Writing TipsThe "one more thing" technique for chapter endings
The best chapter endings I know all do the same thing: they resolve the immediate question and then, in the last sentence or two, introduce something new. Not a cliffhanger exactly - a new pressure. A detail that recontextualises what just happened.
I call it the "one more thing" ending because it works like a detective saying "just one more thing" on the way out the door. The scene is over. Then it isn't.
Examples from my own work: end a chapter with a character finally deciding to leave a toxic relationship, and then have them find a note that makes them reconsider. The leaving is resolved. The note is the new thing. You haven't cliffhangered - you've just moved the weight.
The trap is overusing it. If every chapter ends with a new thing, readers stop feeling the new thing. Use it at structural moments: act breaks, relationship shifts, information reveals.

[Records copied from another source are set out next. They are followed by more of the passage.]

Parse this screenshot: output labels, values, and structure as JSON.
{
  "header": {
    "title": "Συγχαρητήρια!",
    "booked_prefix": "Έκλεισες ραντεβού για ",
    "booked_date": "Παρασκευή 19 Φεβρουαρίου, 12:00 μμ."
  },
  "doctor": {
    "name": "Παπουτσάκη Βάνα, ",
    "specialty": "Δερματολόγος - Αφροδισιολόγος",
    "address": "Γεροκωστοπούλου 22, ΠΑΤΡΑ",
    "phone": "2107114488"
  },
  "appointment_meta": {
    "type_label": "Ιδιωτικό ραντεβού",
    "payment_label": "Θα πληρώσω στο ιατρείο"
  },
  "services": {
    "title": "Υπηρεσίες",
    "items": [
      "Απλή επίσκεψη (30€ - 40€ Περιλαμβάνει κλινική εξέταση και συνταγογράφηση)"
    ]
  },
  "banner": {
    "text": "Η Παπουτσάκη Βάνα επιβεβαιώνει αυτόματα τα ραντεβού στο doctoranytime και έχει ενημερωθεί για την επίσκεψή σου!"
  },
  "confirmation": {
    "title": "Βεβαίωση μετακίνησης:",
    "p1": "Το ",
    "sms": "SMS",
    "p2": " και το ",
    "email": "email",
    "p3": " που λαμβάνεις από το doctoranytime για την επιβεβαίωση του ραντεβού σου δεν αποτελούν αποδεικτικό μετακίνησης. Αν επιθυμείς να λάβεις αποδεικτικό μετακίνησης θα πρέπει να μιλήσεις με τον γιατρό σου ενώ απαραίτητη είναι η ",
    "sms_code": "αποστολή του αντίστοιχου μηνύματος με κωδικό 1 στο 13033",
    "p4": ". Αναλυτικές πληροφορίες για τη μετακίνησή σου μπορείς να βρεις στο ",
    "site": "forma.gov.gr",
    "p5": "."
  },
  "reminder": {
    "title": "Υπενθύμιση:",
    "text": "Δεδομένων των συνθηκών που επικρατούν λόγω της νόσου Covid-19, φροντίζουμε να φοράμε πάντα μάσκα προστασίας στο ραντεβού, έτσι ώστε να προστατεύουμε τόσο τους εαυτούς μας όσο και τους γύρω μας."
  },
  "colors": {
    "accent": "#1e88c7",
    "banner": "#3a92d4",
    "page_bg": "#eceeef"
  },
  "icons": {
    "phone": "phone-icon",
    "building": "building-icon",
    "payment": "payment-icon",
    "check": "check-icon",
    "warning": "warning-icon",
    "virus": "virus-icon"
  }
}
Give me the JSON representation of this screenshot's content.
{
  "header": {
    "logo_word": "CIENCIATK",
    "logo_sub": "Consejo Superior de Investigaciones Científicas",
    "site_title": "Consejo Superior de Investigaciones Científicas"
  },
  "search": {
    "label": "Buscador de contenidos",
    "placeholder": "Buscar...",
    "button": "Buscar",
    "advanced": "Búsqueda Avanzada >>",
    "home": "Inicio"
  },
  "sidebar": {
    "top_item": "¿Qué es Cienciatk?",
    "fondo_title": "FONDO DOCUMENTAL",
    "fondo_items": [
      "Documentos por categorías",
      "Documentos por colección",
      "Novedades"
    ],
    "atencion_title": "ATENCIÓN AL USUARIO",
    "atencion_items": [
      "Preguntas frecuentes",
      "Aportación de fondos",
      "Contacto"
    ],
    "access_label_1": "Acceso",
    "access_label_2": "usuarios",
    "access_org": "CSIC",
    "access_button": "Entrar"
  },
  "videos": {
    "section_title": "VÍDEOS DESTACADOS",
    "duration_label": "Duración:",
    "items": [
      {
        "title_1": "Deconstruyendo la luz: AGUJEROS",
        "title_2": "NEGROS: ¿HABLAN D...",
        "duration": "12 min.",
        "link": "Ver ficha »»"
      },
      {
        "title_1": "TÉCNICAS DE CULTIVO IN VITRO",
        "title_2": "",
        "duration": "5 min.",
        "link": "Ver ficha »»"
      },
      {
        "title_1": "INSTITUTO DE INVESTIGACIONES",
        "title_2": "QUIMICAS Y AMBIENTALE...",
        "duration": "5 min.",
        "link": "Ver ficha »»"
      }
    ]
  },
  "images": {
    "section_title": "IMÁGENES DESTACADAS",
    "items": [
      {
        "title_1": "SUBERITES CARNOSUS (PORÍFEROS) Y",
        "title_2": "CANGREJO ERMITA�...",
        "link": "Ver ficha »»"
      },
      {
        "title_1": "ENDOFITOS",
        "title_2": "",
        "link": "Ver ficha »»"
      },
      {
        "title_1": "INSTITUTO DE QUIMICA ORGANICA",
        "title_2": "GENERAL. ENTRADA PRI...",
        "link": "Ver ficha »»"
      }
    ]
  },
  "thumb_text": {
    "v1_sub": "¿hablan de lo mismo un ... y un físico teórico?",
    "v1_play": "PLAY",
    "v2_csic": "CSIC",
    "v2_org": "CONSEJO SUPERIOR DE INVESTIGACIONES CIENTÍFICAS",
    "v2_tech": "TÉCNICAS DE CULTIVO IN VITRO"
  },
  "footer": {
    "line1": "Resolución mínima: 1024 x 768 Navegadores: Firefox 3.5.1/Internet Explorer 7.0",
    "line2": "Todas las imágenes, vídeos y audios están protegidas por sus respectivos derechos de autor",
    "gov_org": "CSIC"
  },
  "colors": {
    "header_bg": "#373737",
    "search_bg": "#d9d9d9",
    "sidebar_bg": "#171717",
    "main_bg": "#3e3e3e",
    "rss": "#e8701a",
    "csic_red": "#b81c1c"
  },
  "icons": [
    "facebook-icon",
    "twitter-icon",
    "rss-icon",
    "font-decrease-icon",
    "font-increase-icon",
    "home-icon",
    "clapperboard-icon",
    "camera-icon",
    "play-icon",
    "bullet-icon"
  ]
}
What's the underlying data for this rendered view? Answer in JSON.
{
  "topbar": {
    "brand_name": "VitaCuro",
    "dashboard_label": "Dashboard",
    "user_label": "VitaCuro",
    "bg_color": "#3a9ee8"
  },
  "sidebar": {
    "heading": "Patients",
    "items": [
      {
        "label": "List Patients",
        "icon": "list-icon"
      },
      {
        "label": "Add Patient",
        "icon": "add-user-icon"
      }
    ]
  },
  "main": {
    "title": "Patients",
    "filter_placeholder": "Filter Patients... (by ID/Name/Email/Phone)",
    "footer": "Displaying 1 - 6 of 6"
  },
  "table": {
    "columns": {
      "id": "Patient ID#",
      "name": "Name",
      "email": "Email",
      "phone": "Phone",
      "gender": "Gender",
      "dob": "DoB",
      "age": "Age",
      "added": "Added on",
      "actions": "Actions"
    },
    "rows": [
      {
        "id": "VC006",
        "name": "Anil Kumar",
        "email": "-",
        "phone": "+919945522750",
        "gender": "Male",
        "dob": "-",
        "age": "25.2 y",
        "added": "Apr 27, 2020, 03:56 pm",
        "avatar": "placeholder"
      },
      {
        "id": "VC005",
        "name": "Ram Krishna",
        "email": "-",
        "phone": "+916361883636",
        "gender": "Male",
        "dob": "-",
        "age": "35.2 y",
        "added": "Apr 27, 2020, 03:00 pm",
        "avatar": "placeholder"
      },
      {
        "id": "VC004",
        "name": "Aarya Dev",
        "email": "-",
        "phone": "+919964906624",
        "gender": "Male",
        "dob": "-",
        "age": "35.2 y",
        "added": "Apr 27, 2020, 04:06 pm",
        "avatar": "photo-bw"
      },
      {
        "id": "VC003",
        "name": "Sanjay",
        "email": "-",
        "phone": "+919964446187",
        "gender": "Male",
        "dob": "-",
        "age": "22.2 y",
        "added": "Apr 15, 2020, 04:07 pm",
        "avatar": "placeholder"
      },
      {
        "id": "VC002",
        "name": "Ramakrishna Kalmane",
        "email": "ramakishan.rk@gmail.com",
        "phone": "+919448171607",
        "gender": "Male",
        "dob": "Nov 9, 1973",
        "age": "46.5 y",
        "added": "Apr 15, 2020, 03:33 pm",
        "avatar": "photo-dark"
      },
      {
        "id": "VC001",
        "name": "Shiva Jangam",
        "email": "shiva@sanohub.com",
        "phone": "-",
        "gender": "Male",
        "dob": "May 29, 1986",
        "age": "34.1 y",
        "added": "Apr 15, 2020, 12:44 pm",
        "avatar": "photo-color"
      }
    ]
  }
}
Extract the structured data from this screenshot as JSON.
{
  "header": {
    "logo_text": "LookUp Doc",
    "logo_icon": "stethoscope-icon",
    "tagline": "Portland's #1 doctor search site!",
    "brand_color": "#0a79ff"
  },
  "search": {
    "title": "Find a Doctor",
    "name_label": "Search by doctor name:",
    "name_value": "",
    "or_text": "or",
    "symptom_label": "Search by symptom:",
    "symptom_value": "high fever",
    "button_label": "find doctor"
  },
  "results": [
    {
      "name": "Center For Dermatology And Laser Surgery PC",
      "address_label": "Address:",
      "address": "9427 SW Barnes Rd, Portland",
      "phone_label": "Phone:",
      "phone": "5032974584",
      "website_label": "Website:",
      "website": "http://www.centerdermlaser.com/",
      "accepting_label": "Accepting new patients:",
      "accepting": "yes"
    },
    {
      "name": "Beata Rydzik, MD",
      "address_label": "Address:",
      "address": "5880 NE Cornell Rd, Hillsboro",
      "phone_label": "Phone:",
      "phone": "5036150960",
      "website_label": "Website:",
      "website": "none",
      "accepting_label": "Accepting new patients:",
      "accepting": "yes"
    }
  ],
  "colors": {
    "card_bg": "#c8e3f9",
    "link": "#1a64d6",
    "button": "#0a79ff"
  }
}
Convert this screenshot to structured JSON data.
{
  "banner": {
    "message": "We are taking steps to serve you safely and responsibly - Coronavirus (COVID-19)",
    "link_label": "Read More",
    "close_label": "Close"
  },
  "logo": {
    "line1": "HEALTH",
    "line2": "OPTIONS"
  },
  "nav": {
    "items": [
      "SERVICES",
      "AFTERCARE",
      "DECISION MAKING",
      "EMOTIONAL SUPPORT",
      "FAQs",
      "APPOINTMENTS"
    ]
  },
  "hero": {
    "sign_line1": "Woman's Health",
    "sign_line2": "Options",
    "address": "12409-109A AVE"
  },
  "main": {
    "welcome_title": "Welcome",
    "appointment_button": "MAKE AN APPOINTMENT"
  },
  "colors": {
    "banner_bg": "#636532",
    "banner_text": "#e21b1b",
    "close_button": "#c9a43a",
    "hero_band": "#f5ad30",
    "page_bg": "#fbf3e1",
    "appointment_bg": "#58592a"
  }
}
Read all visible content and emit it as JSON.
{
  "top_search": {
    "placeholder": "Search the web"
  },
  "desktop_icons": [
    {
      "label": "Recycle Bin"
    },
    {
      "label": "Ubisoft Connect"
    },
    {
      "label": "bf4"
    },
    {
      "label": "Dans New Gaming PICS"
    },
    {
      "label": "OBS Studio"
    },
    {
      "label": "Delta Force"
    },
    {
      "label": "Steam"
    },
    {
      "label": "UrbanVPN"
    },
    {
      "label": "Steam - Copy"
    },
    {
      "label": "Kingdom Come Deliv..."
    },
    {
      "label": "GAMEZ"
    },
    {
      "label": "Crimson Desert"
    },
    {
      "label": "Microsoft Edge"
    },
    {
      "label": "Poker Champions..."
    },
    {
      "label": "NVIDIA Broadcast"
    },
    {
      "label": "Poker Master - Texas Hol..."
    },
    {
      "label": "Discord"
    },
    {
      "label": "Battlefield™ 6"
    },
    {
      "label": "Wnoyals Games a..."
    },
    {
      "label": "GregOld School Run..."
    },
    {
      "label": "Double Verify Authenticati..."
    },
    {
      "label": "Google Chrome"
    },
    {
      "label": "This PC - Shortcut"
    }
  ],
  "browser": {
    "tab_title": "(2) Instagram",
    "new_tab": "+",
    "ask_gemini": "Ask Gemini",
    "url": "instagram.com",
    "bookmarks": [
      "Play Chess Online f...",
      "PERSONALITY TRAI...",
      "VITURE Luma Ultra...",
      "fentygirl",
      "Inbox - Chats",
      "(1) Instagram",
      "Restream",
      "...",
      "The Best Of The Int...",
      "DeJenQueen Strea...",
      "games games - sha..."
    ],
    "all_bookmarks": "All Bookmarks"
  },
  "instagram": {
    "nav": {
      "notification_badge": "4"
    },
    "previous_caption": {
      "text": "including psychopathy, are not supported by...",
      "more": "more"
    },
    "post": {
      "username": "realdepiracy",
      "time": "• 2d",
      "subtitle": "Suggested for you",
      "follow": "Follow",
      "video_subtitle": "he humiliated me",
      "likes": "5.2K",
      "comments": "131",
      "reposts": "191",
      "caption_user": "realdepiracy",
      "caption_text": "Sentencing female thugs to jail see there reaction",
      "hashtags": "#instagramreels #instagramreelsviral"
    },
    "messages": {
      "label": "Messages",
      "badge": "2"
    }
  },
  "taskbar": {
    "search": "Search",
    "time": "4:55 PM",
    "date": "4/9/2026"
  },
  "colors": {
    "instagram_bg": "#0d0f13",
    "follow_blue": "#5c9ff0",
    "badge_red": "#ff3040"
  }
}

Anyone else have reliable techniques for endings that don't feel cheap?
eeleanor_voss·54d ago
23 votes
3 replies
The technique I use is what I think of as the "turned head." End the chapter with a character noticing something at the periphery of the scene - not investigating it, not reacting to it, just noticing. It's a softer version of your one-more-thing: the reader registers it, files it, wonders. Then either you pay it off in the next chapter or you don't, and the uncertainty is generative either way.
14 votes
Completely agree on not overusing it. The thing that kills me in genre fiction is the chapter ending that is ONLY a new thing - no resolution at all, just escalation piled on escalation. After three chapters of this I stop caring because I have no sense of what a resolved moment feels like in this story. You have to give people the experience of completion before you take it away.
9 votes
My version of this is ending on a decision rather than an event. The character commits to something. We don't yet see the consequences of the commitment - that's the next chapter's job. But a decision ending gives the reader both closure (the deliberation is over) and momentum (what happens next?) without introducing new information artificially.